Researchers led by Jonathan H. Chung, MD, associate professor of radiology at the University of Chicago Medical Center, also attributed the substantial growth to an increased frequency of ED visits and thoracic imaging per ED visits over the 20-year period.
To more accurately identify the frequency of chest imaging in Medicare beneficiaries in the ED, researchers analyzed Medicare Physician/Supplier Procedure Summary Master Files from 1994 to 2015. The team normalized the utilization of chest imaging to annual Medicare enrollment as well as annual ED visits. Additionally, they used individual Medicare beneficiary five percent research-identifiable files to perform similar determinations for each state, according to the researchers.
The researchers found that between 1994 and 2015, per 1,000 Medicare beneficiaries, ED utilization of chest radiography and CT increased by 173 percent and 5,942 percent, respectively. Per 1,000 ED visits, utilization increased by 81 percent, respectively.

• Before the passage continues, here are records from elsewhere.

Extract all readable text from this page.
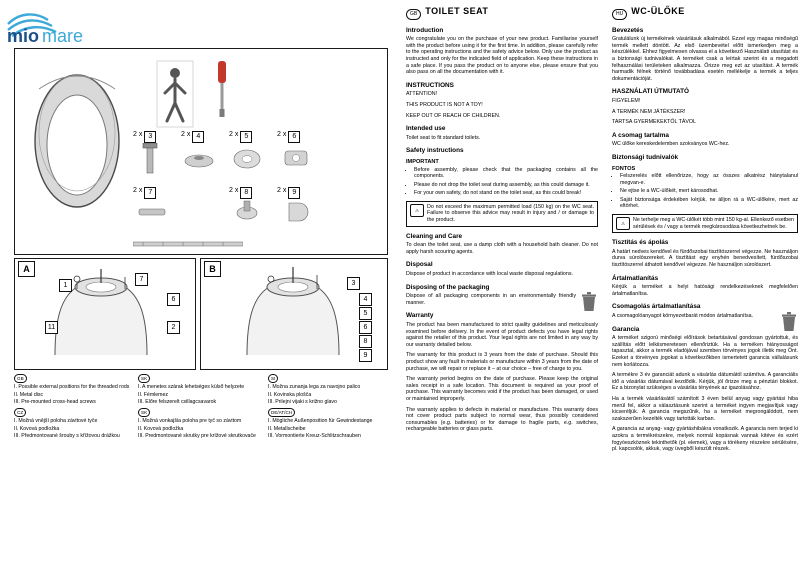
mio mare
2 x 3	2 x 4	2 x 5	2 x 6
2 x 7	2 x 8	2 x 9
A
1
7
6
11	2
B
3
4
5
6
8
9
GB
I. Possible external positions for the threaded rods
II. Metal disc
III. Pre-mounted cross-head screws
SK
I. A menetes szárak lehetséges külső helyzete
II. Fémlemez
III. Előre felszerelt csillagcsavarok
SI
I. Možna zunanja lega za navojno palico
II. Kovinska plošča
III. Prilejni vijaki s križno glavo
CZ
I. Možná vnější poloha závitové tyče
II. Kovová podložka
III. Předmontované šrouby s křížovou drážkou
SK
I. Možná vonkajšia poloha pre tyč so závitom
II. Kovová podložka
III. Predmontované skrutky pre krížové skrutkovače
DE/AT/CH
I. Mögliche Außenposition für Gewindestange
II. Metallscheibe
III. Vormontierte Kreuz-Schlitzschrauben
GB TOILET SEAT
Introduction

We congratulate you on the purchase of your new product. Familiarise yourself with the product before using it for the first time. In addition, please carefully refer to the operating instructions and the safety advice below. Only use the product as instructed and only for the indicated field of application. Keep these instructions in a safe place. If you pass the product on to anyone else, please ensure that you also pass on all the documentation with it.

INSTRUCTIONS

ATTENTION!

THIS PRODUCT IS NOT A TOY!

KEEP OUT OF REACH OF CHILDREN.

Intended use

Toilet seat to fit standard toilets.

Safety instructions
IMPORTANT
• Before assembly, please check that the packaging contains all the components.
• Please do not drop the toilet seat during assembly, as this could damage it.
• For your own safety, do not stand on the toilet seat, as this could break!
⚠
Do not exceed the maximum permitted load (150 kg) on the WC seat. Failure to observe this advice may result in injury and / or damage to the product.
Cleaning and Care

To clean the toilet seat, use a damp cloth with a household bath cleaner. Do not apply harsh scouring agents.

Disposal

Dispose of product in accordance with local waste disposal regulations.

Disposing of the packaging

Dispose of all packaging components in an environmentally friendly manner.

Warranty

The product has been manufactured to strict quality guidelines and meticulously examined before delivery. In the event of product defects you have legal rights against the retailer of this product. Your legal rights are not limited in any way by our warranty detailed below.

The warranty for this product is 3 years from the date of purchase. Should this product show any fault in materials or manufacture within 3 years from the date of purchase, we will repair or replace it – at our choice – free of charge to you.

The warranty period begins on the date of purchase. Please keep the original sales receipt in a safe location. This document is required as your proof of purchase. This warranty becomes void if the product has been damaged, or used or maintained improperly.

The warranty applies to defects in material or manufacture. This warranty does not cover product parts subject to normal wear, thus possibly considered consumables (e.g. batteries) or for damage to fragile parts, e.g. switches, rechargeable batteries or glass parts.

HU WC-ÜLŐKE
Bevezetés

Gratulálunk új termékének vásárlásuk alkalmából. Ezzel egy magas minőségű termék mellett döntött. Az első üzembevétel előtt ismerkedjen meg a készülékkel. Ehhez figyelmesen olvassa el a következő Használati utasítást és a biztonsági tudnivalókat. A terméket csak a leírtak szerint és a megadott felhasználási területeken alkalmazza. Őrizze meg ezt az utasítást. A termék harmadik félnek történő továbbadása esetén mellékelje a termék a teljes dokumentációját.

HASZNÁLATI ÚTMUTATÓ

FIGYELEM!

A TERMÉK NEM JÁTÉKSZER!

TARTSA GYERMEKEKTŐL TÁVOL

A csomag tartalma

WC ülőke kereskedelemben szokványos WC-hez.

Biztonsági tudnivalók
FONTOS
• Felszerelés előtt ellenőrizze, hogy az összes alkatrész hiánytalanul megvan-e.
• Ne ejtse le a WC-ülőkét, mert károsodhat.
• Saját biztonsága érdekében kérjük, ne álljon rá a WC-ülőkére, mert az eltörhet.
⚠
Ne terhelje meg a WC-ülőkét több mint 150 kg-al. Ellenkező esetben sérülések és / vagy a termék megkárosodása következhetnek be.
Tisztítás és ápolás

A határt nedves kendővel és fürdőszobai tisztítószerrel végezze. Ne használjon durva súrolószereket. A tisztítást egy enyhén benedvesített, fürdőszobai tisztítószerrel áthatott kendővel végezze. Ne használjon súrolószert.

Ártalmatlanítás

Kérjük a terméket a helyi hatósági rendelkezéseknek megfelelően ártalmatlanítsa.

Csomagolás ártalmatlanítása

A csomagolóanyagot környezetbarát módon ártalmatlanítsa.

Garancia

A terméket szigorú minőségi előírások betartásával gondosan gyártottuk, és szállítás előtt lelkiismeretesen ellenőriztük. Ha a terméken hiányosságot tapasztal, akkor a termék eladójával szemben törvényes jogok illetik meg Önt. Ezeket a törvényes jogokat a következőkben ismertetett garancia vállalásunk nem korlátozza.

A termékre 3 év garanciát adunk a vásárlás dátumától számítva. A garanciális idő a vásárlás dátumával kezdődik. Kérjük, jól őrizze meg a pénztári blokkot. Ez a bizonylat szükséges a vásárlás tényének az igazolásához.

Ha a termék vásárlásától számított 3 éven belül anyag vagy gyártási hiba merül fel, akkor a választásunk szerint a terméket ingyen megjavítjuk vagy kicseréljük. A garancia megszűnik, ha a terméket megrongálódott, nem szakszerűen kezelték vagy tartották karban.

A garancia az anyag- vagy gyártáshibákra vonatkozik. A garancia nem terjed ki azokra a termékrészekre, melyek normál kopásnak vannak kitéve és ezért fogyóeszköznek tekinthetők (pl. elemek), vagy a törékeny részekre sérülésére, pl. kapcsolók, akkuk, vagy üvegből készült részek.
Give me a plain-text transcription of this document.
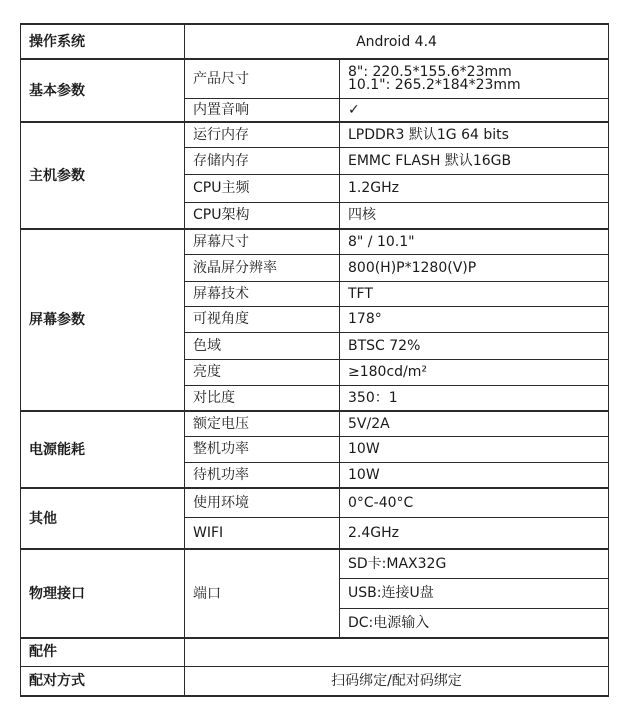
操作系统	Android 4.4	
基本参数	产品尺寸	8": 220.5*155.6*23mm
10.1": 265.2*184*23mm

	内置音响	✓
主机参数	运行内存	LPDDR3 默认1G 64 bits
	存储内存	EMMC FLASH 默认16GB
	CPU主频	1.2GHz
	CPU架构	四核
屏幕参数	屏幕尺寸	8" / 10.1"
	液晶屏分辨率	800(H)P*1280(V)P
	屏幕技术	TFT
	可视角度	178°
	色域	BTSC 72%
	亮度	≥180cd/m²
	对比度	350：1
电源能耗	额定电压	5V/2A
	整机功率	10W
	待机功率	10W
其他	使用环境	0°C-40°C
	WIFI	2.4GHz
物理接口	端口	SD卡:MAX32G
		USB:连接U盘
		DC:电源输入
配件		
配对方式	扫码绑定/配对码绑定	
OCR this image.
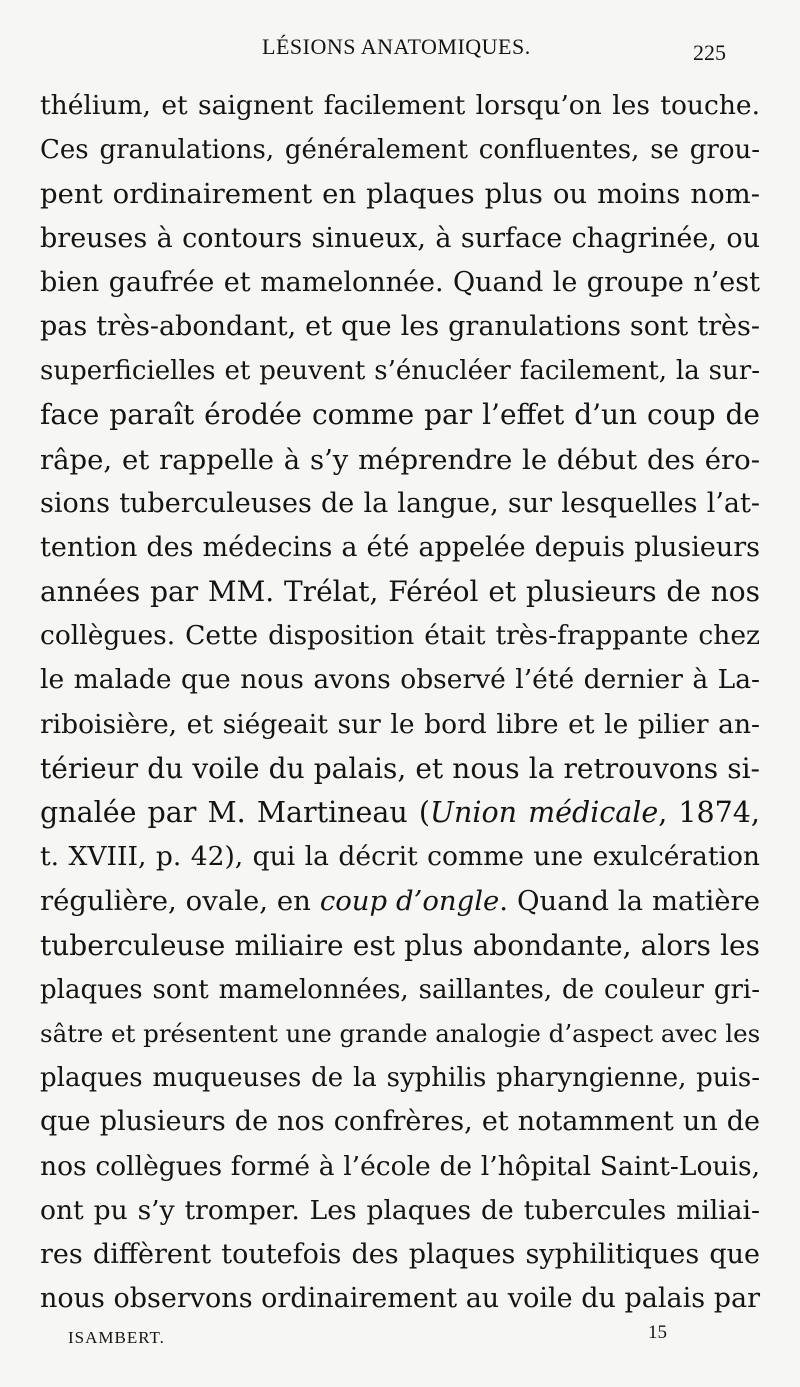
LÉSIONS ANATOMIQUES.	225
thélium, et saignent facilement lorsqu’on les touche.
Ces granulations, généralement confluentes, se grou-
pent ordinairement en plaques plus ou moins nom-
breuses à contours sinueux, à surface chagrinée, ou
bien gaufrée et mamelonnée. Quand le groupe n’est
pas très-abondant, et que les granulations sont très-
superficielles et peuvent s’énucléer facilement, la sur-
face paraît érodée comme par l’effet d’un coup de
râpe, et rappelle à s’y méprendre le début des éro-
sions tuberculeuses de la langue, sur lesquelles l’at-
tention des médecins a été appelée depuis plusieurs
années par MM. Trélat, Féréol et plusieurs de nos
collègues. Cette disposition était très-frappante chez
le malade que nous avons observé l’été dernier à La-
riboisière, et siégeait sur le bord libre et le pilier an-
térieur du voile du palais, et nous la retrouvons si-
gnalée par M. Martineau (Union médicale, 1874,
t. XVIII, p. 42), qui la décrit comme une exulcération
régulière, ovale, en coup d’ongle. Quand la matière
tuberculeuse miliaire est plus abondante, alors les
plaques sont mamelonnées, saillantes, de couleur gri-
sâtre et présentent une grande analogie d’aspect avec les
plaques muqueuses de la syphilis pharyngienne, puis-
que plusieurs de nos confrères, et notamment un de
nos collègues formé à l’école de l’hôpital Saint-Louis,
ont pu s’y tromper. Les plaques de tubercules miliai-
res diffèrent toutefois des plaques syphilitiques que
nous observons ordinairement au voile du palais par
ISAMBERT.	15
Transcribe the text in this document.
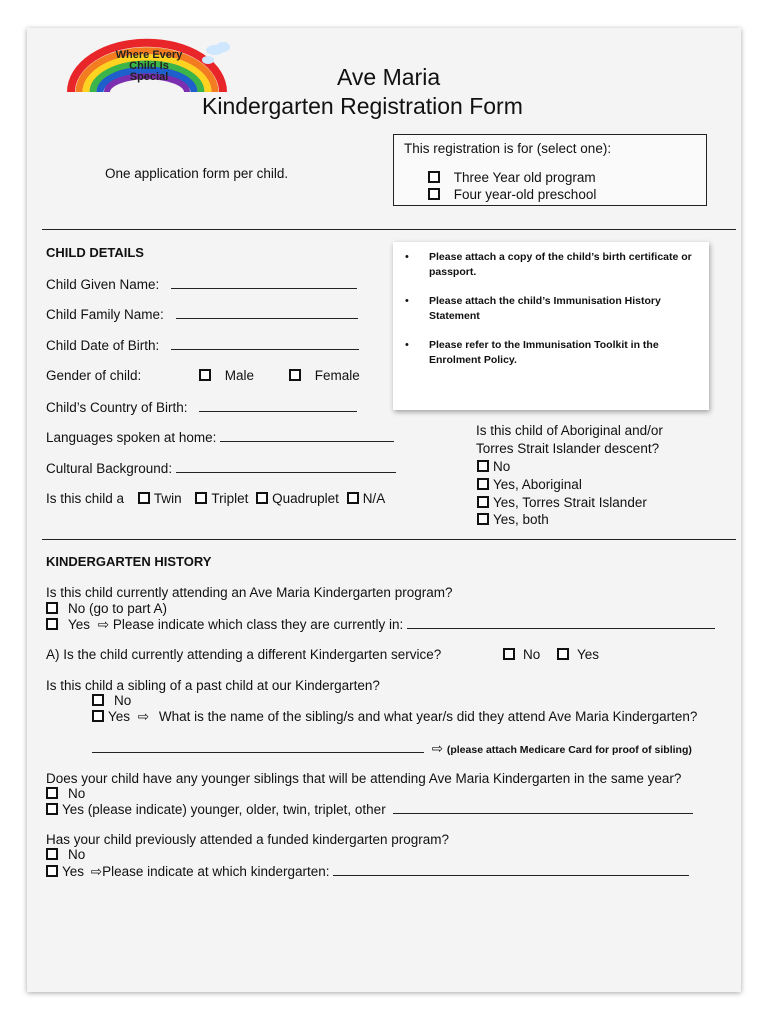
Where Every
Child Is
Special	Ave Maria
Kindergarten Registration Form
One application form per child.
This registration is for (select one):
Three Year old program
Four year-old preschool
CHILD DETAILS
Child Given Name:
Child Family Name:
Child Date of Birth:
Gender of child:	Male	Female
Child’s Country of Birth:
Languages spoken at home:
Cultural Background:
Is this child a Twin Triplet Quadruplet N/A
• Please attach a copy of the child’s birth certificate or passport.
• Please attach the child’s Immunisation History Statement
• Please refer to the Immunisation Toolkit in the Enrolment Policy.
Is this child of Aboriginal and/or
Torres Strait Islander descent?
No
Yes, Aboriginal
Yes, Torres Strait Islander
Yes, both
KINDERGARTEN HISTORY
Is this child currently attending an Ave Maria Kindergarten program?
No (go to part A)
Yes ⇨ Please indicate which class they are currently in:
A) Is the child currently attending a different Kindergarten service?	No	Yes
Is this child a sibling of a past child at our Kindergarten?
No
Yes ⇨ What is the name of the sibling/s and what year/s did they attend Ave Maria Kindergarten?
⇨ (please attach Medicare Card for proof of sibling)
Does your child have any younger siblings that will be attending Ave Maria Kindergarten in the same year?
No
Yes (please indicate) younger, older, twin, triplet, other
Has your child previously attended a funded kindergarten program?
No
Yes ⇨Please indicate at which kindergarten:
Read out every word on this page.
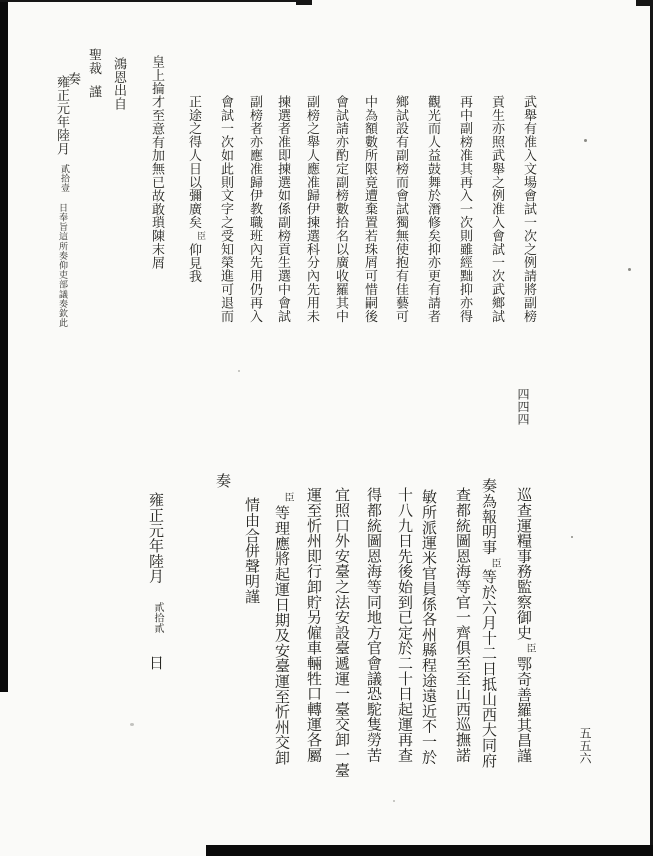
武舉有准入文場會試一次之例請將副榜
貢生亦照武舉之例准入會試一次武鄉試
再中副榜准其再入一次則雖經黜抑亦得
觀光而人益鼓舞於潛修矣抑亦更有請者
鄉試設有副榜而會試獨無使抱有佳藝可
中為額數所限竟遭棄置若珠屑可惜嗣後
會試請亦酌定副榜數拾名以廣收羅其中
副榜之舉人應准歸伊揀選科分內先用未
揀選者准即揀選如係副榜貢生選中會試
副榜者亦應准歸伊教職班內先用仍再入
會試一次如此則文字之受知榮進可退而
正途之得人日以彌廣矣
臣
仰見我
皇上掄才至意有加無已故敢瑣陳末屑
鴻恩出自
聖裁
謹
奏
雍正元年陸月
貳拾壹
日奉旨這所奏仰吏部議奏欽此
四四四
巡查運糧事務監察御史
臣
鄂奇善羅其昌謹
奏為報明事
臣
等於六月十二日抵山西大同府
查都統圖恩海等官一齊俱至至山西巡撫諾
敏所派運米官員係各州縣程途遠近不一於
十八九日先後始到已定於二十日起運再查
得都統圖恩海等同地方官會議恐駝隻勞苦
宜照口外安臺之法安設臺遞運一臺交卸一臺
運至忻州即行卸貯另僱車輛牲口轉運各屬
臣
等理應將起運日期及安臺運至忻州交卸
情由合併聲明謹
奏
雍正元年陸月
貳拾貳
日
五五六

Moreover, most states experienced an increase in the utilization of both radiography and CT, according to the researchers.
Although the increased utilization of CT chest imaging in the ED outweighed the increased utilization of radiography, the fact that both increased may suggest that the growth in CT examinations was not in place of radiography but rather in addition to it, the researchers noted.
Overall, the researchers explained that the higher rate of growth of chest CT utilization may have been because of both the increased availability of CT scanners and an increased pressure on ED physicians to rapidly triage patients.
“Although the observed increase in chest imaging utilization is likely multifactorial, we believe our findings suggest that care in the ED has evolved to increasingly rely on imaging to guide patient management, more so than in the inpatient and outpatient settings, as particularly highlighted by the fact that chest imaging has increased on a per visit basis,” Chung et al wrote.